Daniel Rutledge spoke fondly of his little girl Kelley, hoping her story can help protect others. Kelley Johnson was murdered by her husband David in 2000 as he was under a restraining order to stay away from her.

"He wound up killing her while the restraining order was in effect, when he should have really been in jail because it violated it again," said Rutledge.

Under "Kelley's Law," passed by the state legislature earlier in the week, a murder committed as someone's violating a restraining order becomes capital murder. Meaning a mandatory life sentence. Rutledge said it's a relief to see restraining orders get some teeth, so other families wouldn't have to go through what hid did as Kelley's killer repeatedly came up for parole.

"Hopefully the person that takes the restraining order out benefits the most, because hopefully because of the penalty involved in it now, the person the restraining order is against will have a little more respect for it, and maybe prevent this from happening," Rutledge continued. "In our case we wouldn't have to be worried about what's going to happen next year, or year after, or whatever as far as the person that did this getting out."
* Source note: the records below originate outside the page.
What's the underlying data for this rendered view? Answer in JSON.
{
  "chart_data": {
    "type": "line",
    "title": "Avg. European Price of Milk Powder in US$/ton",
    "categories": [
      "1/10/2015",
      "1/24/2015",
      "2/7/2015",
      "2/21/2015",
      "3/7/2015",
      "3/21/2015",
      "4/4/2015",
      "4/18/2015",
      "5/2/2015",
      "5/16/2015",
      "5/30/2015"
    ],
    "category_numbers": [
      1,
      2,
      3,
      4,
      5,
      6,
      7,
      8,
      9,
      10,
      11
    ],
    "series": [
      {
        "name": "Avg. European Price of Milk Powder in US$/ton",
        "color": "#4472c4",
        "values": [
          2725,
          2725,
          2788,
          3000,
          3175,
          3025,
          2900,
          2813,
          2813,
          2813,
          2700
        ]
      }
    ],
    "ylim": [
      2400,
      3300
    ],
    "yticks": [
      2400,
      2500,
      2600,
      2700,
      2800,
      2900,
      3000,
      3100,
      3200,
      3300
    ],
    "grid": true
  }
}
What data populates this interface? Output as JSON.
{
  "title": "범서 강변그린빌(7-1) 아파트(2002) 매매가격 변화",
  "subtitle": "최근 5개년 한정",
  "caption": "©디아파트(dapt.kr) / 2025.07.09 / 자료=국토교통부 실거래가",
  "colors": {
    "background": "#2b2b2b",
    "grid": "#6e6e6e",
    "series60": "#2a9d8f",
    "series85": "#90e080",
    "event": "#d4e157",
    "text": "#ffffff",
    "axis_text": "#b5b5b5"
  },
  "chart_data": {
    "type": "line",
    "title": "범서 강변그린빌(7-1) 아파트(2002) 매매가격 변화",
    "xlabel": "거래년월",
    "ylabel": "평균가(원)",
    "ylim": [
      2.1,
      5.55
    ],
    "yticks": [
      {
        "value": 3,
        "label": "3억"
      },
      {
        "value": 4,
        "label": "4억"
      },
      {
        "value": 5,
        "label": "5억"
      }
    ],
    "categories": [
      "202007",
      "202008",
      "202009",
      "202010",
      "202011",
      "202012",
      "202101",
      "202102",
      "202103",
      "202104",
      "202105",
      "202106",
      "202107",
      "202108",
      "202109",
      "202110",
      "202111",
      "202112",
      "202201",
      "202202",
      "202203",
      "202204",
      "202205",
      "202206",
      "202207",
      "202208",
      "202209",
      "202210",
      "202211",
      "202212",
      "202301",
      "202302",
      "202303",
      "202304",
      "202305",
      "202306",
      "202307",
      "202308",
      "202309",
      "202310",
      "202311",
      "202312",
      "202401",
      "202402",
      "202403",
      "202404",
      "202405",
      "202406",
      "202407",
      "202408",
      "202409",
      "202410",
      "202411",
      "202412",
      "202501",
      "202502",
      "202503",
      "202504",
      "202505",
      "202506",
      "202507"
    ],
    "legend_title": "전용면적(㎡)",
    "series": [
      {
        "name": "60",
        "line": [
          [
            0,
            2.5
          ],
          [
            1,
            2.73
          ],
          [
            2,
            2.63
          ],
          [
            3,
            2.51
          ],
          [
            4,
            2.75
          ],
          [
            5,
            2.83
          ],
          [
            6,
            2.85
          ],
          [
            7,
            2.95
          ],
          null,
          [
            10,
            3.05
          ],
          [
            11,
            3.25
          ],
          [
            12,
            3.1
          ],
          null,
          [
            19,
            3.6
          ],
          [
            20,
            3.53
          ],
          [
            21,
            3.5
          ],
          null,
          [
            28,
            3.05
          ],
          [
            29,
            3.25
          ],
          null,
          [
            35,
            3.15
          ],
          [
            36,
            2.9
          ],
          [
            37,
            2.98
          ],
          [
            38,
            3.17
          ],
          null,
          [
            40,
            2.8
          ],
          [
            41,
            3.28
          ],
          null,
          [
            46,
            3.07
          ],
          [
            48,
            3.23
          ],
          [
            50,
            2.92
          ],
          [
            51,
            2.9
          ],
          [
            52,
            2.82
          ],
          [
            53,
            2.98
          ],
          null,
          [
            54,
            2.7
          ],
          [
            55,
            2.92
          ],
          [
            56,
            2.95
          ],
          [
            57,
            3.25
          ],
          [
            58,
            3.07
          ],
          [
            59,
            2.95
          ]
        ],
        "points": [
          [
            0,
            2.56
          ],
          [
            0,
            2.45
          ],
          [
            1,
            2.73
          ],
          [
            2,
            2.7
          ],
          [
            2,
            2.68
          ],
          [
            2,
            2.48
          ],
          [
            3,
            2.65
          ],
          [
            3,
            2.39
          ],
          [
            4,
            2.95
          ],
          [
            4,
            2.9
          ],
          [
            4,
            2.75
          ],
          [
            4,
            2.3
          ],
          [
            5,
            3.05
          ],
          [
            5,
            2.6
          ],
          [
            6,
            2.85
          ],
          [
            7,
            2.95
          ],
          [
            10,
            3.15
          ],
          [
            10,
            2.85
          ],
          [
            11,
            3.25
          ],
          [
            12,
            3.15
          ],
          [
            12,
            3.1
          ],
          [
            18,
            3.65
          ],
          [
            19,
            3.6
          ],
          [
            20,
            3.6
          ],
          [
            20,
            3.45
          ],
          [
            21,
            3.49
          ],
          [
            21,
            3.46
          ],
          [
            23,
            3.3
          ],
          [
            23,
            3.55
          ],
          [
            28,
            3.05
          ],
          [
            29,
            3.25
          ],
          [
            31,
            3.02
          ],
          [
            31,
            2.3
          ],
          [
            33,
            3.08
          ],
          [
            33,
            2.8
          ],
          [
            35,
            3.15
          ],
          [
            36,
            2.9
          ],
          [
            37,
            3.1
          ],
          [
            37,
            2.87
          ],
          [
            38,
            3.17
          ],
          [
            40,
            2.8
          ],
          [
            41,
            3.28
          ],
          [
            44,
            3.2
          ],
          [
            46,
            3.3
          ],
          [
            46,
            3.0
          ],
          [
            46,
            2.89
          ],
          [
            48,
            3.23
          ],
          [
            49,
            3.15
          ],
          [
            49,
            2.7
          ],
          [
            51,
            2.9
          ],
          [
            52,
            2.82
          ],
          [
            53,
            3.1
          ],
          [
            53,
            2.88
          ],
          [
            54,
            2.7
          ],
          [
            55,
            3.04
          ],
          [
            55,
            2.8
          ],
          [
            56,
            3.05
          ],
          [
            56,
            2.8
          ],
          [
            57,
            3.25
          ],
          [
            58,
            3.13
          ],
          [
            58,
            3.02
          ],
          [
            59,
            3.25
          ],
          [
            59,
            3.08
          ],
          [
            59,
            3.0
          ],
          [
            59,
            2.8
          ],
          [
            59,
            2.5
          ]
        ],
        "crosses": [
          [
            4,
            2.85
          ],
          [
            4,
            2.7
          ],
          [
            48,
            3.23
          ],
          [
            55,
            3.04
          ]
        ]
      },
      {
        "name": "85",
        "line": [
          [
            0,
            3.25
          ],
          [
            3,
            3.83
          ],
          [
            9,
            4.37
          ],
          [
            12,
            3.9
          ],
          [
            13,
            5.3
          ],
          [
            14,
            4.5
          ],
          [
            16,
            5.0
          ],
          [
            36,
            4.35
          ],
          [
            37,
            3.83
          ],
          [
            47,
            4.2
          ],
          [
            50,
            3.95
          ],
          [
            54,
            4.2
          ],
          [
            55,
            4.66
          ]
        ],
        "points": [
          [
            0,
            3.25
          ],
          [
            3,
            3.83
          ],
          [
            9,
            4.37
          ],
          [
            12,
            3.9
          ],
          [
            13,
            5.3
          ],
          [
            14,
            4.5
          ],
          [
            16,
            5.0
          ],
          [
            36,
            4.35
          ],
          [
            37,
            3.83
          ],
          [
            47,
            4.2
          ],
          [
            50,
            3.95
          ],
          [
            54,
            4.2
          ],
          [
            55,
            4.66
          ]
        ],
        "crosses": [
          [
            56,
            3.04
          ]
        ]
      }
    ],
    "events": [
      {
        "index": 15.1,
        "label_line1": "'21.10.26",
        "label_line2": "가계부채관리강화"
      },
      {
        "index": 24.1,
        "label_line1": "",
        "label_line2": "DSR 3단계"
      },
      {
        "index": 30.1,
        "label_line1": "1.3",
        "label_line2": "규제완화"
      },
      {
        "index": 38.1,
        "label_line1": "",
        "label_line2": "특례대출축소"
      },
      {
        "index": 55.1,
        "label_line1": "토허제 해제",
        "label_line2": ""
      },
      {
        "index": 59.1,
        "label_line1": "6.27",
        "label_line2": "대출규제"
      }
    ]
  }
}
It wasn't Kelley's Law's first go through the state legislature, but it finally passed earlier in the week. Rutledge said he and his family had been advocating it for years, always looking back on Kelley' story and wondering.

"In her time, I have no way of knowing if it would have done anything, but it could have," Rutledge said, "and the possibility of it maybe having done something different to have prevented it from happening would be a big improvement over what happened."

Rutledge said he also hopes to see more similar legislation like Kelley's Law, perhaps a bill that provides tougher penalties for violating restraining orders before someone gets killed in the interest of making people take restraining orders more seriously, and maybe prevent tragedies like Kelley's.

"A lot of people get restraining orders, but very little is done to keep them safe after they get them, and I think this law will go a long way in making that happen," Rutledge said.